While the four books mentioned all cover the topic of Turtle Trading and the trading strategies developed by Richard Dennis and his trading partner William Eckhardt, they have different approaches and may emphasize different aspects of the story. However, the central message of all four books is that successful trading requires discipline, risk management, and the ability to identify and follow market trends.
Each book provides its own unique perspective and insights into the story of Turtle Trading, but they all emphasize the importance of having a systematic and rules-based approach to trading. They also highlight the psychological challenges of trading and the importance of maintaining emotional discipline and avoiding emotional biases.
Overall, while there may be some variation in the specific details and perspectives presented in each book, the central message is that successful trading requires discipline, consistency, and a clear understanding of market trends and risks.
- How to do.
The Turtle Trading strategy was primarily focused on trading futures contracts, rather than individual stocks or companies. However, the principles underlying the strategy can be applied to any asset class, including stocks.
One key principle of the Turtle Trading strategy was to focus on identifying and trading strong, sustained market trends. The Turtles used technical analysis and other tools to identify these trends and then used a systematic approach to enter and exit trades based on specific rules and criteria.
In terms of selecting individual stocks, the Turtles would likely have focused on companies that were experiencing strong trends or had other factors that indicated they were likely to perform well in the future. This could include factors such as strong earnings growth, a competitive advantage in their industry, or a strong management team.
Overall, the Turtle Trading strategy was focused on identifying and trading trends rather than selecting individual companies. However, the same principles of identifying strong trends and using a systematic approach to trading can be applied to any asset class, including individual stocks.
The Turtle Trading strategy used a variety of technical analysis tools to identify strong, sustained market trends. Some of the key indicators and techniques used by the Turtles included:
Moving averages: The Turtles used a variety of moving averages to identify trends and to generate trading signals.
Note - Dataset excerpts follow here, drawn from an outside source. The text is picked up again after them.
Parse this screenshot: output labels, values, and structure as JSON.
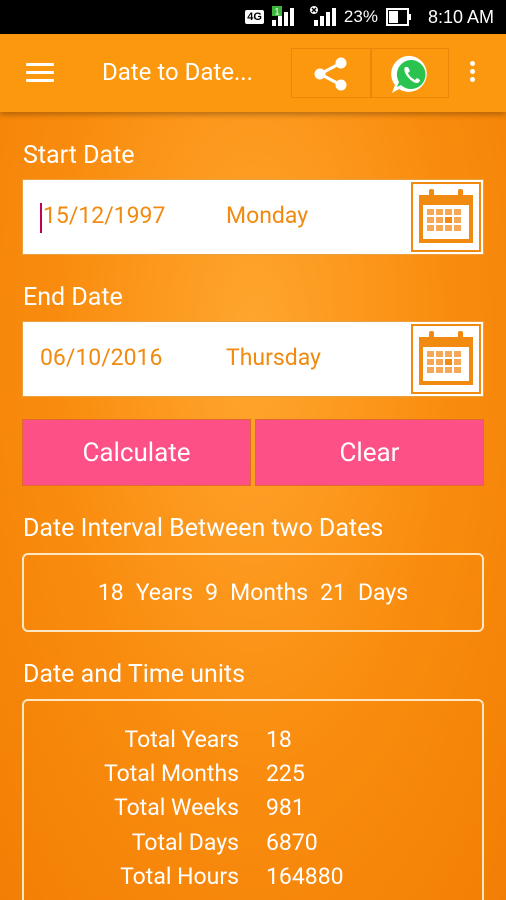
{
  "status_bar": {
    "network": "4G",
    "sim_badge": "1",
    "battery": "23%",
    "time": "8:10 AM"
  },
  "app_bar": {
    "title": "Date to Date...",
    "menu_icon": "hamburger-menu-icon",
    "share_icon": "share-icon",
    "whatsapp_icon": "whatsapp-icon",
    "overflow_icon": "overflow-menu-icon"
  },
  "start_date": {
    "label": "Start Date",
    "value": "15/12/1997",
    "weekday": "Monday"
  },
  "end_date": {
    "label": "End Date",
    "value": "06/10/2016",
    "weekday": "Thursday"
  },
  "buttons": {
    "calculate": "Calculate",
    "clear": "Clear"
  },
  "interval": {
    "label": "Date Interval Between two Dates",
    "years": "18",
    "years_label": "Years",
    "months": "9",
    "months_label": "Months",
    "days": "21",
    "days_label": "Days"
  },
  "units": {
    "label": "Date and Time units",
    "rows": [
      {
        "name": "Total Years",
        "value": "18"
      },
      {
        "name": "Total Months",
        "value": "225"
      },
      {
        "name": "Total Weeks",
        "value": "981"
      },
      {
        "name": "Total Days",
        "value": "6870"
      },
      {
        "name": "Total Hours",
        "value": "164880"
      }
    ]
  },
  "colors": {
    "background": "#f98c0e",
    "app_bar": "#fb980d",
    "button": "#fd5087",
    "field_text": "#f08a10"
  }
}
For example, they might use a long-term moving average (such as a 200-day moving average) to identify the overall trend of the market and a shorter-term moving average (such as a 20-day moving average) to generate trading signals.
Breakout trading: The Turtles also used breakout trading to identify strong trends. Breakout trading involves buying or selling when the price of an asset moves above or below a specific level of support or resistance.
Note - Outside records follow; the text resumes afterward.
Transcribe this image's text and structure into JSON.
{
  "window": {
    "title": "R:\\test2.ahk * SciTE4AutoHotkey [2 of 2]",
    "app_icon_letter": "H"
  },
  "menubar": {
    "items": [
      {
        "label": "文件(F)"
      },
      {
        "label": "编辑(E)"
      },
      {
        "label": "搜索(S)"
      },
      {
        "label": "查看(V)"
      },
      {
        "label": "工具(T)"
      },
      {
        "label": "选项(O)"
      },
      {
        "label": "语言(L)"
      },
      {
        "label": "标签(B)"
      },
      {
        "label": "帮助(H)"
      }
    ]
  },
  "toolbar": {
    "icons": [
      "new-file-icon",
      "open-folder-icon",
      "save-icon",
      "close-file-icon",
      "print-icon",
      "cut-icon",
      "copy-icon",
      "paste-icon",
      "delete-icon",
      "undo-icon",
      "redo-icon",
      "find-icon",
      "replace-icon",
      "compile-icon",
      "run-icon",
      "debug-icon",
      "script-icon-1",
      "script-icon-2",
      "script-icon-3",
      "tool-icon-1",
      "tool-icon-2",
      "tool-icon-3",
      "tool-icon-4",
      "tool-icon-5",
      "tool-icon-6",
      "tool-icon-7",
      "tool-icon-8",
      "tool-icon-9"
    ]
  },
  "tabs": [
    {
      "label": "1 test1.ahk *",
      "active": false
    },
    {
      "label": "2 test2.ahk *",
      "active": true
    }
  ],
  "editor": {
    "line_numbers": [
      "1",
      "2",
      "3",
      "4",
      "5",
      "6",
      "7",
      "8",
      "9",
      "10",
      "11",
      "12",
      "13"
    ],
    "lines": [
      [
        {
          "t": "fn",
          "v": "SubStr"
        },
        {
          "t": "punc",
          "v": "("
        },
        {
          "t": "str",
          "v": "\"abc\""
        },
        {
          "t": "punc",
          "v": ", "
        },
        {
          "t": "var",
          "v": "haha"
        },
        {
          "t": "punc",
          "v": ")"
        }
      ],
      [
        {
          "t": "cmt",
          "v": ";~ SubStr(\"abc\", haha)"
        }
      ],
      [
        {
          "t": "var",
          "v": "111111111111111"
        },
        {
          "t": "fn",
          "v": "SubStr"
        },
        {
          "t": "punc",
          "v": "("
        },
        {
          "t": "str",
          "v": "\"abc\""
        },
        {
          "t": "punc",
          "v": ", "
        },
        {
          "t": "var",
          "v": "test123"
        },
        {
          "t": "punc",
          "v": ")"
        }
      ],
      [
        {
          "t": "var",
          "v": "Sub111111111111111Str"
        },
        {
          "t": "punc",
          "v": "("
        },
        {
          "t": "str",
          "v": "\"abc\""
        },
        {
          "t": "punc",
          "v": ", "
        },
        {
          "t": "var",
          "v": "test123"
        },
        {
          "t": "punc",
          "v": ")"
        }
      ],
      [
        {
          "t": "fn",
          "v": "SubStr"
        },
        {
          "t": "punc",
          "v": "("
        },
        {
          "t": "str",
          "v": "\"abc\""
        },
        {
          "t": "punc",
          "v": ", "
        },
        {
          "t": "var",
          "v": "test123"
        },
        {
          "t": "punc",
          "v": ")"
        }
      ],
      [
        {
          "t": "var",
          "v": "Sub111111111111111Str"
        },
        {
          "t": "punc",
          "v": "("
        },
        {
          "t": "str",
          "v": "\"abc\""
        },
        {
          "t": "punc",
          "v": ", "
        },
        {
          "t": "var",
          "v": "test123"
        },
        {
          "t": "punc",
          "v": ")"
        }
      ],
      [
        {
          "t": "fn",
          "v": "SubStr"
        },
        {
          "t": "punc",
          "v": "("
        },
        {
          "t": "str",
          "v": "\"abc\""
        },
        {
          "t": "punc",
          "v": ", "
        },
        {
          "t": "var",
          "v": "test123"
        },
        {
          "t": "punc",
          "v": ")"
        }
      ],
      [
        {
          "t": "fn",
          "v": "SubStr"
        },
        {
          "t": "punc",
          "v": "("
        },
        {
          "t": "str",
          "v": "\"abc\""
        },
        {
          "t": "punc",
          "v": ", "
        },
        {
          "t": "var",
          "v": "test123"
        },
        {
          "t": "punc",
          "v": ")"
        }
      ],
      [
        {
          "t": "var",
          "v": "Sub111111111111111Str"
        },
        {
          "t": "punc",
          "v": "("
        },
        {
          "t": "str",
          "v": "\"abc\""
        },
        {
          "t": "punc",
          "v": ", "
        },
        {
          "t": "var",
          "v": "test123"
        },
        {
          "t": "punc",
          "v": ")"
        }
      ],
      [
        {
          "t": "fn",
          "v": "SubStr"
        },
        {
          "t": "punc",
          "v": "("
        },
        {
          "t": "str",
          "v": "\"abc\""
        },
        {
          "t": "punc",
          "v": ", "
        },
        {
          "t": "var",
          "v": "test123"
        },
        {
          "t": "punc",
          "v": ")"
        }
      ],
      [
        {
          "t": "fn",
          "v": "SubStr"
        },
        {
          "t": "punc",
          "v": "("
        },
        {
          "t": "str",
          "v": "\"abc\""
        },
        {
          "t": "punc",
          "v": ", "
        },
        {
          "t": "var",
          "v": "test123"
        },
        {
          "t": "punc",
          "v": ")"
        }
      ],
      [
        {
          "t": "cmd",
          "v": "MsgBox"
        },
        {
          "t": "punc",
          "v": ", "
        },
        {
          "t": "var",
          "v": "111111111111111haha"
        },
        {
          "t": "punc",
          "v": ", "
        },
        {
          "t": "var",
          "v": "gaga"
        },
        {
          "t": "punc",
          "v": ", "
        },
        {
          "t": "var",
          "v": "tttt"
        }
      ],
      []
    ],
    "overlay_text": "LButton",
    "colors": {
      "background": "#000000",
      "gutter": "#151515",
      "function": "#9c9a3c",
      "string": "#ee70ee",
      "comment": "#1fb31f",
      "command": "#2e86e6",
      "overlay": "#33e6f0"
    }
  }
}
Price patterns: The Turtles also looked for specific price patterns that indicated a strong trend was emerging. For example, they might look for a "cup and handle" pattern, where the price of an asset forms a rounded bottom followed by a slight pullback before continuing higher.
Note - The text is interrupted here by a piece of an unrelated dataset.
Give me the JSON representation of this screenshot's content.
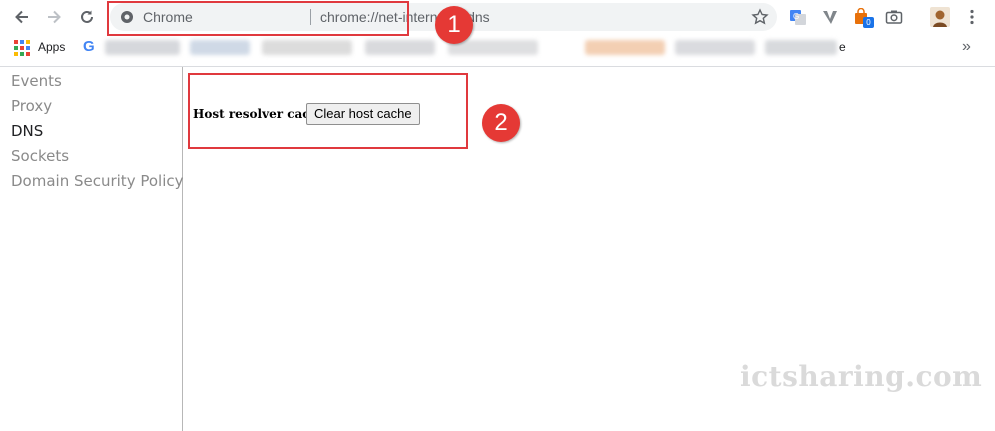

Relative strength: The Turtles also used relative strength analysis to compare the performance of different assets or sectors. By identifying sectors or assets that were outperforming the broader market, they could focus their trading on those areas that were likely to continue to perform well.
Overall, the key to identifying strong, sustained market trends was to use a combination of technical analysis tools and to apply a systematic approach to trading based on specific rules and criteria. The Turtles were disciplined traders who followed their rules consistently, which allowed them to identify and capitalize on these trends over time.